Last week, news broke that the US had linked North Korea to the theft of millions against the Federal Reserve in a series of bank heists involving the SWIFT messengering system. I did a couple talks last year about banking insecurity as a fairy tale that misrepresented itself in the form of that trusted messengering system, SWIFT. The deeper I delved, the scarier that fairy tale got. But from the start I had my suspicions about who was behind it and why. Why was a big factor because it ruled out the usual bank cyber crime suspects, aka Russia and Eastern Europe. This was too overt a move for a nation state to make right? Well, that depends which nation state you are.
And this was where my poli sci years kicked in. I’ve always stood at that intersection of international relations and cybersecurity. It’s one heck of a vantage point. I do threat intel. Still pinching myself because I didn’t know this thing I love to do even existed a few years ago. But as I learn and grow in this field, what becomes increasingly clear is the need for context. That we have to take more than we surmise into account to really get the big picture. And we need the big picture to do this right. Otherwise we risk making the wrong call when we choose to play the attribution blame game, where the stakes are high and the consequences could level a lot more than the proverbial playing field. So international relations, current affairs, global economy and history all need to be factored in. Then we have data with context and points that link, so we can see patterns.
Because for me this story was always so much more than just “hackers went after a billion but only got 81 million”. Who was behind those hackers? Why Bank of Bangladesh? Who needed a billion badly enough to digitally “rob” a bank? I’ll admit I have my likely crew: Russia, China, North Korea. In this case, Russia and China were too big to make this kind of a play and have to contend with the global condemnation. That’s a headache they would rather avoid and neither needed a billion dollars that badly. However, North Korea was a different story: impoverished, starving, and whose wildcard of a leader answered to no one in his quest for nukes. As per a recent story in the Washington Post:
“North Korea has consistently been treated like a joke, but now the joke has nuclear weapons,” said John Park, director of the Korea Working Group at the Harvard Kennedy School. “If you deem Kim Jong Un to be irrational, then you’re implicitly underestimating him.”
Kim Jong Un may be crazy but he’s crazy like a fox. Hence why the attacks were on banks where nobody would care. Because the truth is first world problems get the attention, not developing nations like those in South East Asia. And of course, security was lax, because the resources just weren’t there. Nor was the mindset. Corruption and coercion get things done in many parts of the world. How do you factor those into NIST spreadsheets and security audits?
A colleague and I had a great brainstorming session on geopolitics and cybersecurity as we put the details together. His keen insights and my paranoia spun the needle to land on North Korea. We just didn’t have any proof. Fast forward a few months later, though, and tracks were found in the butter. Remember what I said earlier about the importance of history, context and patterns?
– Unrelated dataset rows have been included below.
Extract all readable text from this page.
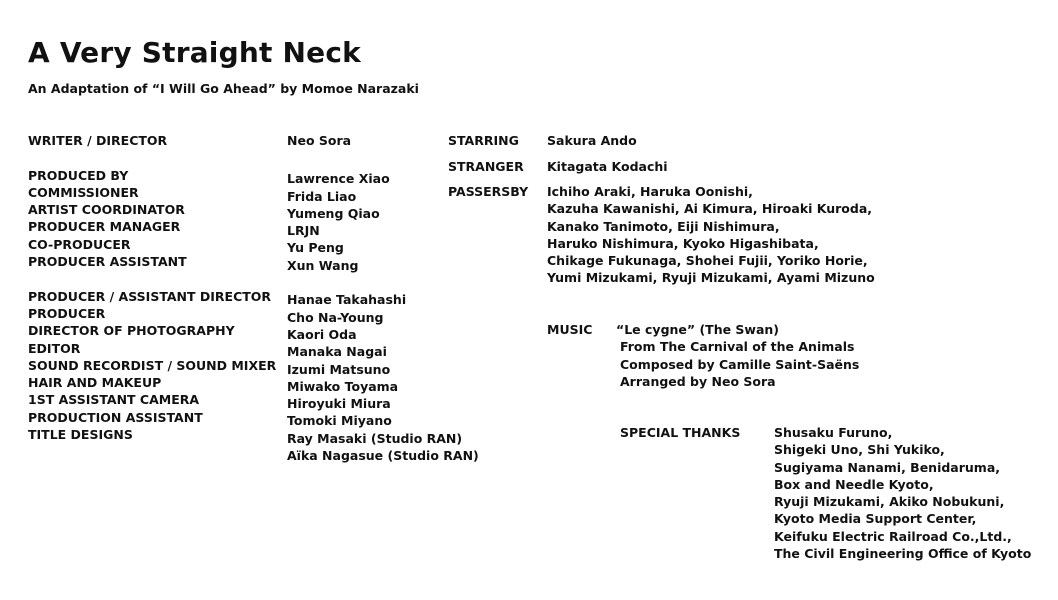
A Very Straight Neck
An Adaptation of “I Will Go Ahead” by Momoe Narazaki
WRITER / DIRECTOR
PRODUCED BY
COMMISSIONER
ARTIST COORDINATOR
PRODUCER MANAGER
CO-PRODUCER
PRODUCER ASSISTANT
PRODUCER / ASSISTANT DIRECTOR
PRODUCER
DIRECTOR OF PHOTOGRAPHY
EDITOR
SOUND RECORDIST / SOUND MIXER
HAIR AND MAKEUP
1ST ASSISTANT CAMERA
PRODUCTION ASSISTANT
TITLE DESIGNS
Neo Sora
Lawrence Xiao
Frida Liao
Yumeng Qiao
LRJN
Yu Peng
Xun Wang
Hanae Takahashi
Cho Na-Young
Kaori Oda
Manaka Nagai
Izumi Matsuno
Miwako Toyama
Hiroyuki Miura
Tomoki Miyano
Ray Masaki (Studio RAN)
Aïka Nagasue (Studio RAN)
STARRING
STRANGER
PASSERSBY
Sakura Ando
Kitagata Kodachi
Ichiho Araki, Haruka Oonishi,
Kazuha Kawanishi, Ai Kimura, Hiroaki Kuroda,
Kanako Tanimoto, Eiji Nishimura,
Haruko Nishimura, Kyoko Higashibata,
Chikage Fukunaga, Shohei Fujii, Yoriko Horie,
Yumi Mizukami, Ryuji Mizukami, Ayami Mizuno
MUSIC “Le cygne” (The Swan)
From The Carnival of the Animals
Composed by Camille Saint-Saëns
Arranged by Neo Sora
SPECIAL THANKS	Shusaku Furuno,
Shigeki Uno, Shi Yukiko,
Sugiyama Nanami, Benidaruma,
Box and Needle Kyoto,
Ryuji Mizukami, Akiko Nobukuni,
Kyoto Media Support Center,
Keifuku Electric Railroad Co.,Ltd.,
The Civil Engineering Office of Kyoto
Key pieces of code harkened back to the attack on Sony, and some very crafty work by the Lazarus Group. While it wasn’t a smoking gun, it certainly was substantive. After his work on decoding Stuxnet, I listen when Eric Chien of Symantec weighs in. He knew what he saw there and he called it.
In the realm of cyber criminals, The Lazarus Group are somewhat nebulous, hard to pin down, and known for their ability to die off and then resurrect themselves, hence their name. They’ve been identified as operating out of North Korea. To me, that means North Korea gives them a safe haven in return for services rendered. They are the bag man for their host supplying “dirty deeds”, just not done dirt cheap. Because nation states don’t do this stuff for themselves when they need to remain one step removed. Let me state that things are no where near this simplistic, and yes, China factors into this as well. But no surprise there given the long-standing partnership between China and North Korea.
Where does this lead? Well, I did allude to the possibility of global economic chaos being used in the games nations play, because it’s all about the power and money is just a means to that end. Now we have news reports saying how nation states have resorted to robbing banks, and what a terrifying prospect that is. According to Richard Ledgett, Deputy Director of the NSA, in a story by the Wall Street Journal:
“If that linkage is true, that means a nation-state is robbing banks. That is a big deal; it’s different,” he said on Tuesday during a panel discussion at the Aspen Institute.
Mhm. I have a lot more where that came from.